According to New Atlas, a groundbreaking new imaging technique uses X-rays produced by advanced particle accelerators to provide 3D images of entire organs in unprecedented detail. While demonstrating the technique, the researchers imaged the lungs of a deceased COVID-19 patient, revealing new insights into how the disease destroys blood oxygen.
The new technique, known as hierarchy tomography (hip-ct), is an X-ray technique that can image entire organs at a resolution of 1 micron, or 100 times the resolution of traditional CT scans.
Advances in imaging come from technological upgrades in The European Synchrotron Radiation Light Source (ESRF). This advanced particle accelerator has recently been improved and is called the Extreme Bright Source Upgrade (esrf-EBS).
This EBS upgrade created the world's first fourth-generation synchrotron, making it the world's brightest X-ray source. This increases the performance of X-rays by a factor of 100 in terms of "brightness and coherence". The X-rays produced by this device are 100 billion times brighter than those found in traditional hospitals.
"The idea of developing this new hip-CT technology was born after the global pandemic began, by combining several techniques used by ESRF for large fossil imaging and taking advantage of the higher sensitivity of ESRF's new extremely bright source, ESRF," explains Paul Tafforeau, chief scientist at ESRF. "This allows us to see incredibly small blood vessels inside a complete human organ in three dimensions, allowing us to distinguish blood vessels from surrounding tissues in a three-dimensional way and even to observe some specific cells."
Using the new technology, a team led by researchers at University College London is launching a project called human organ atlas. Peter Lee, who led the project, said the goal of the Human Organ Atlas is to fill a gap in our understanding of human anatomy.
"Clinical CT and MRI scans can resolve to less than one millimeter, while histology (studying cell/biopsy sections under a microscope), electron microscopy (using electron beams to generate images) and other similar techniques can distinguish structures with submicron precision, but can only be performed in a small tissue biopsy of one organ," Peter said. Hip-CT connects these scales in three dimensions, imaging entire organs and providing new insights into our biological makeup. ”

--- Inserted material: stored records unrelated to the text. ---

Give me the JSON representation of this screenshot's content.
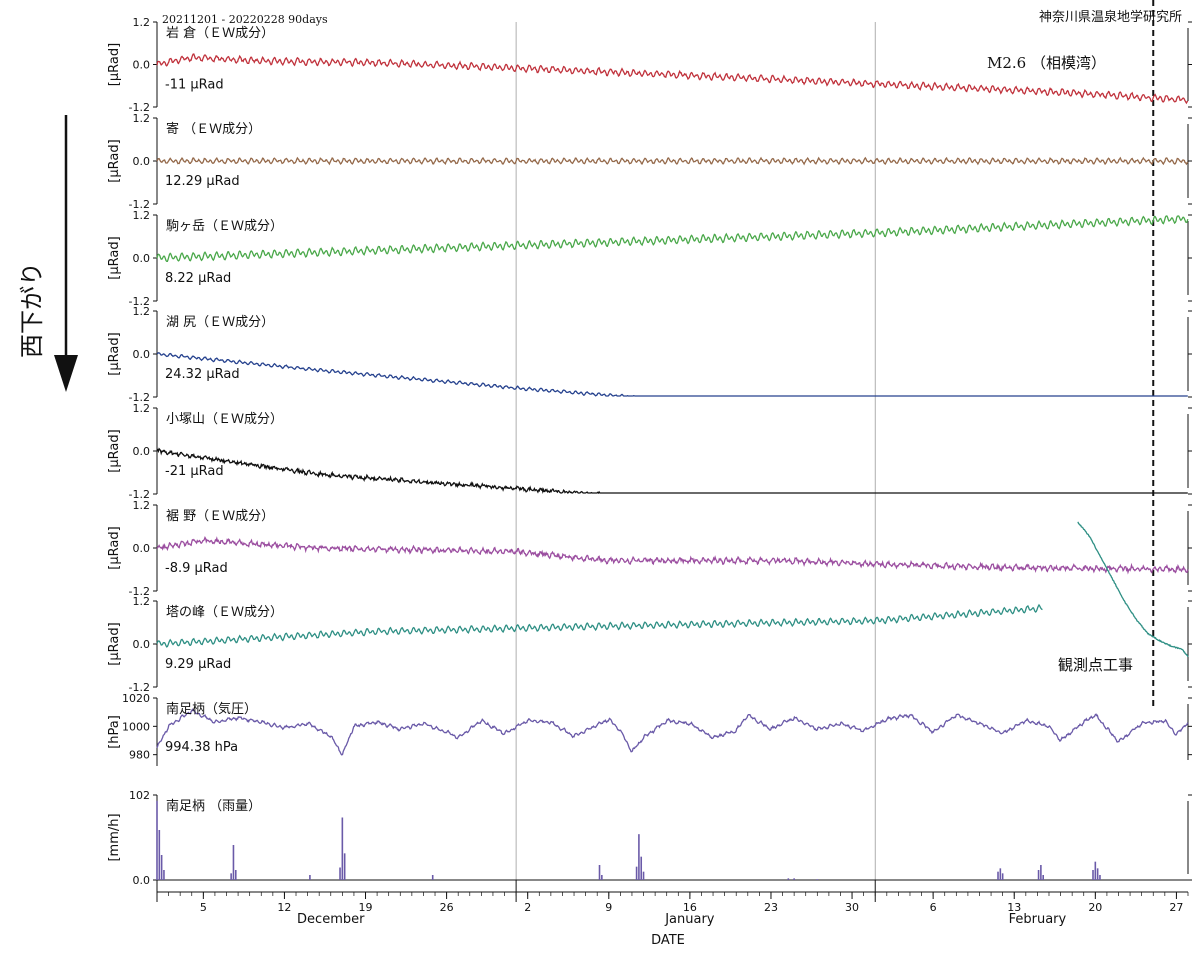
{
  "header": {
    "period": "20211201 - 20220228 90days",
    "institution": "神奈川県温泉地学研究所"
  },
  "left_annotation": "西下がり",
  "event": {
    "label": "M2.6 （相模湾）"
  },
  "construction_note": "観測点工事",
  "chart_data": {
    "type": "line",
    "x_unit": "day index (1 = Dec 1, 2021)",
    "x_range": [
      1,
      90
    ],
    "event_day": 87,
    "x_ticks": [
      {
        "day": 5,
        "label": "5"
      },
      {
        "day": 12,
        "label": "12"
      },
      {
        "day": 19,
        "label": "19"
      },
      {
        "day": 26,
        "label": "26"
      },
      {
        "day": 33,
        "label": "2"
      },
      {
        "day": 40,
        "label": "9"
      },
      {
        "day": 47,
        "label": "16"
      },
      {
        "day": 54,
        "label": "23"
      },
      {
        "day": 61,
        "label": "30"
      },
      {
        "day": 68,
        "label": "6"
      },
      {
        "day": 75,
        "label": "13"
      },
      {
        "day": 82,
        "label": "20"
      },
      {
        "day": 89,
        "label": "27"
      }
    ],
    "month_labels": [
      {
        "day": 16,
        "label": "December"
      },
      {
        "day": 47,
        "label": "January"
      },
      {
        "day": 77,
        "label": "February"
      }
    ],
    "month_boundaries": [
      32,
      63
    ],
    "xlabel": "DATE",
    "panels": [
      {
        "name": "岩 倉（ＥＷ成分）",
        "ylabel": "[μRad]",
        "value_label": "-11 μRad",
        "color": "#c0323c",
        "y_ticks": [
          "1.2",
          "0.0",
          "-1.2"
        ],
        "ylim": [
          -1.2,
          1.2
        ],
        "days": [
          1,
          90
        ],
        "trend": [
          [
            1,
            0.0
          ],
          [
            4,
            0.2
          ],
          [
            10,
            0.1
          ],
          [
            20,
            0.05
          ],
          [
            32,
            -0.1
          ],
          [
            50,
            -0.35
          ],
          [
            70,
            -0.65
          ],
          [
            80,
            -0.8
          ],
          [
            90,
            -1.0
          ]
        ],
        "amp": 0.1,
        "noise": 0.02
      },
      {
        "name": "寄 （ＥＷ成分）",
        "ylabel": "[μRad]",
        "value_label": "12.29 μRad",
        "color": "#94694a",
        "y_ticks": [
          "1.2",
          "0.0",
          "-1.2"
        ],
        "ylim": [
          -1.2,
          1.2
        ],
        "days": [
          1,
          90
        ],
        "trend": [
          [
            1,
            0.0
          ],
          [
            90,
            0.0
          ]
        ],
        "amp": 0.08,
        "noise": 0.015
      },
      {
        "name": "駒ヶ岳（ＥＷ成分）",
        "ylabel": "[μRad]",
        "value_label": "8.22 μRad",
        "color": "#4aa84a",
        "y_ticks": [
          "1.2",
          "0.0",
          "-1.2"
        ],
        "ylim": [
          -1.2,
          1.2
        ],
        "days": [
          1,
          90
        ],
        "trend": [
          [
            1,
            0.0
          ],
          [
            32,
            0.35
          ],
          [
            63,
            0.7
          ],
          [
            90,
            1.1
          ]
        ],
        "amp": 0.12,
        "noise": 0.01
      },
      {
        "name": "湖 尻（ＥＷ成分）",
        "ylabel": "[μRad]",
        "value_label": "24.32 μRad",
        "color": "#26428e",
        "y_ticks": [
          "1.2",
          "0.0",
          "-1.2"
        ],
        "ylim": [
          -1.2,
          1.2
        ],
        "days": [
          1,
          90
        ],
        "trend": [
          [
            1,
            0.0
          ],
          [
            15,
            -0.45
          ],
          [
            32,
            -0.95
          ],
          [
            50,
            -1.4
          ],
          [
            63,
            -1.65
          ],
          [
            90,
            -2.4
          ]
        ],
        "amp": 0.05,
        "noise": 0.01
      },
      {
        "name": "小塚山（ＥＷ成分）",
        "ylabel": "[μRad]",
        "value_label": "-21 μRad",
        "color": "#111111",
        "y_ticks": [
          "1.2",
          "0.0",
          "-1.2"
        ],
        "ylim": [
          -1.2,
          1.2
        ],
        "days": [
          1,
          90
        ],
        "trend": [
          [
            1,
            0.0
          ],
          [
            15,
            -0.65
          ],
          [
            32,
            -1.05
          ],
          [
            50,
            -1.45
          ],
          [
            63,
            -1.75
          ],
          [
            90,
            -2.3
          ]
        ],
        "amp": 0.04,
        "noise": 0.04
      },
      {
        "name": "裾 野（ＥＷ成分）",
        "ylabel": "[μRad]",
        "value_label": "-8.9 μRad",
        "color": "#9b4ea0",
        "y_ticks": [
          "1.2",
          "0.0",
          "-1.2"
        ],
        "ylim": [
          -1.2,
          1.2
        ],
        "days": [
          1,
          90
        ],
        "trend": [
          [
            1,
            0.0
          ],
          [
            5,
            0.2
          ],
          [
            15,
            0.0
          ],
          [
            32,
            -0.1
          ],
          [
            40,
            -0.35
          ],
          [
            55,
            -0.35
          ],
          [
            63,
            -0.45
          ],
          [
            75,
            -0.55
          ],
          [
            90,
            -0.6
          ]
        ],
        "amp": 0.07,
        "noise": 0.04
      },
      {
        "name": "塔の峰（ＥＷ成分）",
        "ylabel": "[μRad]",
        "value_label": "9.29 μRad",
        "color": "#2e8f84",
        "y_ticks": [
          "1.2",
          "0.0",
          "-1.2"
        ],
        "ylim": [
          -1.2,
          1.2
        ],
        "days": [
          1,
          77.5
        ],
        "trend": [
          [
            1,
            0.0
          ],
          [
            20,
            0.35
          ],
          [
            40,
            0.5
          ],
          [
            63,
            0.65
          ],
          [
            77.5,
            1.0
          ]
        ],
        "amp": 0.1,
        "noise": 0.01,
        "extra_segment": [
          [
            80.5,
            3.4
          ],
          [
            81.5,
            3.0
          ],
          [
            82.5,
            2.4
          ],
          [
            83.5,
            1.8
          ],
          [
            84.5,
            1.2
          ],
          [
            85.5,
            0.7
          ],
          [
            86.5,
            0.3
          ],
          [
            87.5,
            0.1
          ],
          [
            88.5,
            -0.05
          ],
          [
            89.5,
            -0.15
          ],
          [
            90,
            -0.35
          ]
        ]
      },
      {
        "name": "南足柄（気圧）",
        "ylabel": "[hPa]",
        "value_label": "994.38 hPa",
        "color": "#6a5aa8",
        "y_ticks": [
          "1020",
          "1000",
          "980"
        ],
        "ylim": [
          972,
          1020
        ],
        "days": [
          1,
          90
        ],
        "trend": [
          [
            1,
            985
          ],
          [
            2,
            1000
          ],
          [
            4,
            1011
          ],
          [
            6,
            1003
          ],
          [
            8,
            1006
          ],
          [
            10,
            1003
          ],
          [
            12,
            999
          ],
          [
            14,
            1002
          ],
          [
            16,
            993
          ],
          [
            17,
            980
          ],
          [
            18,
            1000
          ],
          [
            20,
            1003
          ],
          [
            22,
            998
          ],
          [
            24,
            1002
          ],
          [
            26,
            996
          ],
          [
            27,
            992
          ],
          [
            29,
            1004
          ],
          [
            31,
            995
          ],
          [
            33,
            1004
          ],
          [
            35,
            1003
          ],
          [
            37,
            993
          ],
          [
            39,
            1001
          ],
          [
            40,
            1005
          ],
          [
            41,
            997
          ],
          [
            42,
            982
          ],
          [
            43,
            992
          ],
          [
            45,
            1004
          ],
          [
            47,
            1002
          ],
          [
            49,
            992
          ],
          [
            51,
            997
          ],
          [
            52,
            1008
          ],
          [
            54,
            998
          ],
          [
            56,
            1006
          ],
          [
            58,
            998
          ],
          [
            60,
            1002
          ],
          [
            62,
            997
          ],
          [
            64,
            1005
          ],
          [
            66,
            1008
          ],
          [
            68,
            996
          ],
          [
            70,
            1008
          ],
          [
            72,
            1002
          ],
          [
            74,
            995
          ],
          [
            76,
            1004
          ],
          [
            78,
            1000
          ],
          [
            79,
            990
          ],
          [
            81,
            1003
          ],
          [
            82,
            1008
          ],
          [
            84,
            989
          ],
          [
            86,
            1002
          ],
          [
            88,
            1004
          ],
          [
            89,
            994
          ],
          [
            90,
            1003
          ]
        ],
        "amp": 1.2,
        "noise": 0.5
      },
      {
        "name": "南足柄 （雨量）",
        "ylabel": "[mm/h]",
        "value_label": "",
        "color": "#6a5aa8",
        "type": "bar",
        "y_ticks": [
          "102",
          "0.0"
        ],
        "ylim": [
          0,
          102
        ],
        "bars": [
          [
            1,
            95
          ],
          [
            1.2,
            60
          ],
          [
            1.4,
            30
          ],
          [
            1.6,
            12
          ],
          [
            7.4,
            8
          ],
          [
            7.6,
            42
          ],
          [
            7.8,
            12
          ],
          [
            14.2,
            6
          ],
          [
            16.8,
            15
          ],
          [
            17,
            75
          ],
          [
            17.2,
            32
          ],
          [
            24.8,
            6
          ],
          [
            39.2,
            18
          ],
          [
            39.4,
            6
          ],
          [
            42.4,
            16
          ],
          [
            42.6,
            55
          ],
          [
            42.8,
            28
          ],
          [
            43,
            10
          ],
          [
            55.5,
            2
          ],
          [
            56,
            2
          ],
          [
            58,
            1
          ],
          [
            73.6,
            10
          ],
          [
            73.8,
            14
          ],
          [
            74,
            8
          ],
          [
            77.1,
            12
          ],
          [
            77.3,
            18
          ],
          [
            77.5,
            6
          ],
          [
            81.8,
            12
          ],
          [
            82,
            22
          ],
          [
            82.2,
            14
          ],
          [
            82.4,
            6
          ]
        ]
      }
    ]
  }
}
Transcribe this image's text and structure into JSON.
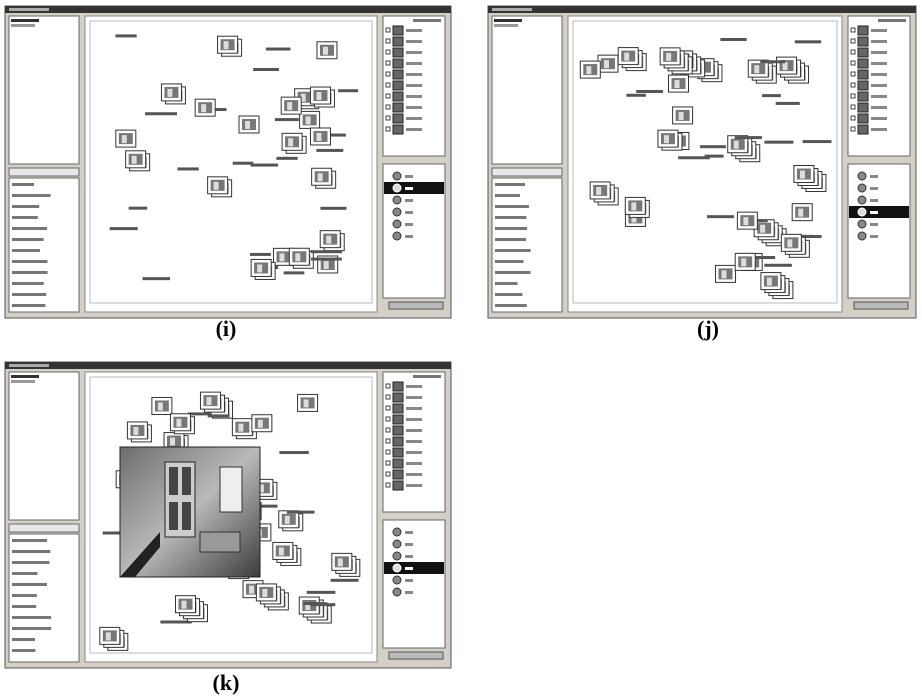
{
  "figure": {
    "panels": [
      {
        "label": "(i)"
      },
      {
        "label": "(j)"
      },
      {
        "label": "(k)"
      }
    ]
  }
}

The human organ atlas will be a free online resource that, when launched, shows several key human organs, including the brain, kidneys, heart, and spleen. The project also provides imaging of healthy lungs compared to the lungs of deceased covid-19 patients.
A basic pathological marker of COVID-19 deterioration is a sharp drop in blood oxygen levels, and hip-ct imaging reveals insights into how this condition occurs through a process known as "shunting." It was previously assumed that covid-19 reduces the oxygen rate of the blood by increasing the shunt level in the lungs, but this is the first direct evidence of the process.
Danny Jonigk, a researcher working on the project at the Hannover Medical School, said: "By combining our molecular approach with hip-ct imaging of the lungs affected by covid-19 pneumonia, we gained a new understanding of how shunts occur between the blood vessels of the two vascular systems in the lungs injured in covid-19, and the effect it has on oxygen levels in our circulatory system. ”
Hip-ct is designed to provide doctors with a library of images documenting how different diseases affect various organs. This never-before-seen structural data illustrates how disease affects tissue structures with resolutions as small as a micron.
Claire Walsh, a mechanical engineer working on the project at University College London, said the detailed images would be used in conjunction with machine learning techniques to improve the insights gained from clinical imaging, such as MRI and CT scans. In addition to helping to better calibrate and improve these existing technologies, Walsh believes hip-CT data will help researchers develop AI systems that can clarify MRI and CT imaging.
Walsh said: "The ability to observe organs across scales like this is truly revolutionary for medical imaging. When we begin to correlate our hip-ct images with clinical images through ARTIFICIAL technology, we will for the first time be able to verify the blurry findings in clinical images with high accuracy. ”
A new study reporting hip-ct is published in the journal Nature Methods.